Jika bukan di dalam bus dan bukan sedang mengenakan seragam sekolah, ia pasti sudah membuat wajah Arka babak belur untuk keduanya kalinya.     

"Ambil," ucap Arka memecah keheningan. Membuat gadis yang sedari tadi membuang tatapannya jauh ke luar jendela bus kini menoleh padanya. Melirik sejenak wajah sang sahabat kemudian memfokuskan sorot lensa teduhnya pada secarik kertas identik bentuk, warna, dan isinya seperti yang diberikan Adam beberapa waktu lalu untuknya.     

"Tiket VIP?" lirihnya berucap.     

Arka menganggukkan kepalanya ringan. "Ambil. Lo bisa datang besok rabu tanpa bayar dan tanpa ngantri. Lo bisa langsung masuk," katanya menerangkan singkat.     

Davira diam. Melirik Adam yang duduk di belakangnya untuk memastikan bahwa remaja itu tak sedang memperhatikan apa yang dilakukan Arka untuknya. Namun, mustahil! Adam dengan jelas melihat dan mampu mengakses pemandangan yang ada di depannya saat ini.     

"Dia udah punya." Adam menyela. Melirik sekilas pemberian Arka kemudian menatap sang remaja yang menoleh tegas ke arahnya.     

"Lo juga lihat 'kan kalau gue ngasih dia tiket tadi," sambungnya meneruskan. Memutar bola matanya malas sebab Arka terlalu berbasa-basi kali ini.     

"Justru karena itu, gue ngasih dia."     

Adam diam. Sejenak mengerutkan dahinya untuk mencoba menerka apa yang dimaksud oleh remaja jangking berponi naik itu.     

"Karena dia pasti pengen datang tapi cuma ada tiket dari lo, jadi gue ngasih—"     

"Lo bisa berhenti untuk jadi orang sok tahu? Dia emang sahabat lo, tapi dia bukan anak lo 'kan?     

"Dia nganggep gue jadi pengganti orang—"     

"Kalian gak bisa diem?" Davira kali ini menyela. Menyahut dengan kasar tiket yang ada di dalam genggaman tangan Arka kemudian menunjukkannya pada dua remaja yang kini diam bungkam tak lagi mampu bersuara.     

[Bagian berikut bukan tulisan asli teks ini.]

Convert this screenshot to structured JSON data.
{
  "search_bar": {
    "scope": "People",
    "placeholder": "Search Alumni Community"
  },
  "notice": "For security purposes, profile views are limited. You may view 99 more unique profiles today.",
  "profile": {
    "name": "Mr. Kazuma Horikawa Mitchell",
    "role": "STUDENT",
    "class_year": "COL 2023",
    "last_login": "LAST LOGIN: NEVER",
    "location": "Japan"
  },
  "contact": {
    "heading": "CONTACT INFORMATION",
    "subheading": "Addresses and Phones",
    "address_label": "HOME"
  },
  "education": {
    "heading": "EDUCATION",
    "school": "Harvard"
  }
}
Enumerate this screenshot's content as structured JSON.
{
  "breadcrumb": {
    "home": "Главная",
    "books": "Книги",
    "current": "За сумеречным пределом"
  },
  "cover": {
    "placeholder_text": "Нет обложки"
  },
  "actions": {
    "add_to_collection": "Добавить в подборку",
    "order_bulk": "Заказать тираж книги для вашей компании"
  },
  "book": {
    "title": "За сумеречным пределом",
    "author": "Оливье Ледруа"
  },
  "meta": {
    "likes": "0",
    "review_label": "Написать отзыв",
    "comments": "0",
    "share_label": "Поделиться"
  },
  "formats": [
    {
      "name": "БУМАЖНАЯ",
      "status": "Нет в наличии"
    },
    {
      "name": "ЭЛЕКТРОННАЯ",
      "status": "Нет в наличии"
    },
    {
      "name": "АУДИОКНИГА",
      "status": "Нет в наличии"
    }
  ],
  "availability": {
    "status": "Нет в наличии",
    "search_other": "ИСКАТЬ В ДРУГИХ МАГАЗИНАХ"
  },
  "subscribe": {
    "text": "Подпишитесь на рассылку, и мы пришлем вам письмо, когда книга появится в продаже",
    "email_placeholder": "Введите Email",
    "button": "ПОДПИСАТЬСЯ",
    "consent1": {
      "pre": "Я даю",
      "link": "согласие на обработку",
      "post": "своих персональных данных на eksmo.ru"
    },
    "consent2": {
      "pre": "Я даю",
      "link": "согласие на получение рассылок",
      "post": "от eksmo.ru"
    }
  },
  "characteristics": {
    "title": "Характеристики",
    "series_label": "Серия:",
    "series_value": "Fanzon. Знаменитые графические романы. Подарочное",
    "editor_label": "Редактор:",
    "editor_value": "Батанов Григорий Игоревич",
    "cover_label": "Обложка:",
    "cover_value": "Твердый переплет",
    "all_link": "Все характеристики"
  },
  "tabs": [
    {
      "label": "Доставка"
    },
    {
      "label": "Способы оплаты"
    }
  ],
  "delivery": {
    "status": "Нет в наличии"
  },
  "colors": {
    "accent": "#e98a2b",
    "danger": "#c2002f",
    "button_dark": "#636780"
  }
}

"Gue dan aku bakalan nyimpen ini juga!" tukas gadis itu sembari melipat tiket dan memasukkannya ke dalam saku tas punggung yang ada di atas pangkuannya.     

"Puas?"     

Arka tersenyum. Mengacak puncak kepala gadis yang kini mendengus kesal sebab tingkah menyebalkan dari sahabatnya itu.     

Kemarin pasal sepatu, sekarang hanya pasal tiket mereka mau bertengkar dan membuat Davira turun dari bus sekarang juga?     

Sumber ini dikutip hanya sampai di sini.